Negative Consequences of Excess Phone/Tech Usage:
- It could make you feel depressed. Studies link frequent social media use and depression — and smartphones makes it easy to OD. “Being bombarded by images of everyone looking happy and successful leads to unhealthy and inaccurate comparisons and decreased feelings of self-worth,” says Debra Kissen, Ph.D., clinical director of Light on Anxiety Treatment Center in Chicago.
- It can trigger nomophobia, or the fear of being without your phone. You know that feeling of safety and security you get from having a fully charged phone in your hand? Nomophobia is the opposite: It can lead you to think — often irrationally — that you’re not safe without a phone in your hand, Kissen explains.To get over this fear, face it head on by leaving it behind for increasing amounts of time at increasingly far distances. And remember that people managed to survive without their phones 15 years ago. You’ll make it — trust.

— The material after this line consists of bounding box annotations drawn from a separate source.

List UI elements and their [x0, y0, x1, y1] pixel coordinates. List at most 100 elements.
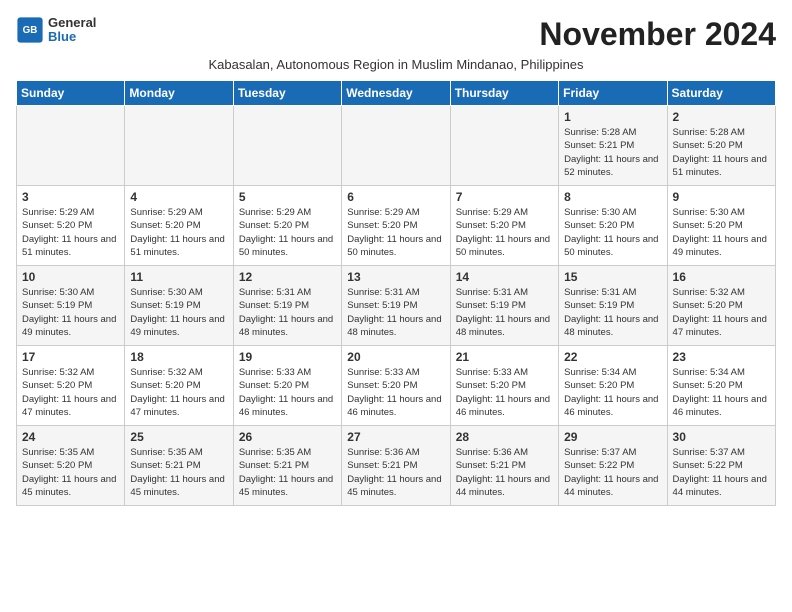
day-number: 27: [347, 430, 444, 444]
week-row-5: 24 Sunrise: 5:35 AM Sunset: 5:20 PM Dayli…: [17, 426, 776, 506]
day-info: Sunrise: 5:29 AM Sunset: 5:20 PM Dayligh…: [130, 206, 227, 259]
day-info: Sunrise: 5:29 AM Sunset: 5:20 PM Dayligh…: [347, 206, 444, 259]
day-info: Sunrise: 5:30 AM Sunset: 5:20 PM Dayligh…: [564, 206, 661, 259]
day-info: Sunrise: 5:37 AM Sunset: 5:22 PM Dayligh…: [673, 446, 770, 499]
day-cell: 19 Sunrise: 5:33 AM Sunset: 5:20 PM Dayli…: [233, 346, 341, 426]
day-cell: 22Sunrise: 5:34 AM Sunset: 5:20 PM Dayli…: [559, 346, 667, 426]
svg-text:GB: GB: [23, 25, 38, 36]
week-row-1: 1 Sunrise: 5:28 AM Sunset: 5:21 PM Daylig…: [17, 106, 776, 186]
day-info: Sunrise: 5:29 AM Sunset: 5:20 PM Dayligh…: [22, 206, 119, 259]
day-info: Sunrise: 5:33 AM Sunset: 5:20 PM Dayligh…: [456, 366, 553, 419]
day-number: 15: [564, 270, 661, 284]
day-info: Sunrise: 5:31 AM Sunset: 5:19 PM Dayligh…: [347, 286, 444, 339]
day-cell: 13Sunrise: 5:31 AM Sunset: 5:19 PM Dayli…: [342, 266, 450, 346]
day-cell: [342, 106, 450, 186]
week-row-3: 10Sunrise: 5:30 AM Sunset: 5:19 PM Dayli…: [17, 266, 776, 346]
day-info: Sunrise: 5:35 AM Sunset: 5:21 PM Dayligh…: [239, 446, 336, 499]
day-number: 8: [564, 190, 661, 204]
day-info: Sunrise: 5:28 AM Sunset: 5:20 PM Dayligh…: [673, 126, 770, 179]
day-cell: 10Sunrise: 5:30 AM Sunset: 5:19 PM Dayli…: [17, 266, 125, 346]
day-number: 29: [564, 430, 661, 444]
day-info: Sunrise: 5:32 AM Sunset: 5:20 PM Dayligh…: [22, 366, 119, 419]
day-number: 19: [239, 350, 336, 364]
day-cell: [125, 106, 233, 186]
day-info: Sunrise: 5:30 AM Sunset: 5:20 PM Dayligh…: [673, 206, 770, 259]
day-cell: 15 Sunrise: 5:31 AM Sunset: 5:19 PM Dayli…: [559, 266, 667, 346]
day-cell: 1 Sunrise: 5:28 AM Sunset: 5:21 PM Daylig…: [559, 106, 667, 186]
day-cell: 5 Sunrise: 5:29 AM Sunset: 5:20 PM Daylig…: [233, 186, 341, 266]
day-cell: 20Sunrise: 5:33 AM Sunset: 5:20 PM Dayli…: [342, 346, 450, 426]
day-number: 21: [456, 350, 553, 364]
day-number: 6: [347, 190, 444, 204]
calendar-table: SundayMondayTuesdayWednesdayThursdayFrid…: [16, 80, 776, 506]
day-cell: [233, 106, 341, 186]
day-cell: 26 Sunrise: 5:35 AM Sunset: 5:21 PM Dayli…: [233, 426, 341, 506]
month-title: November 2024: [539, 16, 776, 53]
week-row-4: 17 Sunrise: 5:32 AM Sunset: 5:20 PM Dayli…: [17, 346, 776, 426]
header-saturday: Saturday: [667, 81, 775, 106]
day-info: Sunrise: 5:32 AM Sunset: 5:20 PM Dayligh…: [673, 286, 770, 339]
day-cell: 17 Sunrise: 5:32 AM Sunset: 5:20 PM Dayli…: [17, 346, 125, 426]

- It could give you “rinxiety” or “phantom pocket vibration syndrome.” These conditions refer to anxiety surrounding missed messages and phone calls — and the more often you check your device, the worse it will get, Kissen says. Your behavior is only a Real Problem if it starts to interfere with daily functioning (i.e., you check your phone so often you can’t complete menial tasks at work) or causes excessive distress (i.e., any stress — so what if you miss a text?!). If you can’t change your ways on your own by paring back on screen checks, cognitive behavioral therapy is always an option.
- It could dull your memory. With a smartphone handy, there’s no reason to memorize things you know you can easily look up — like phone numbers. And when you stop memorizing facts and figures, your memory can get a little rusty, Kissen says. (Luckily, you don’t have to worry about permanent damage — memory games can help rebuild brainpower.)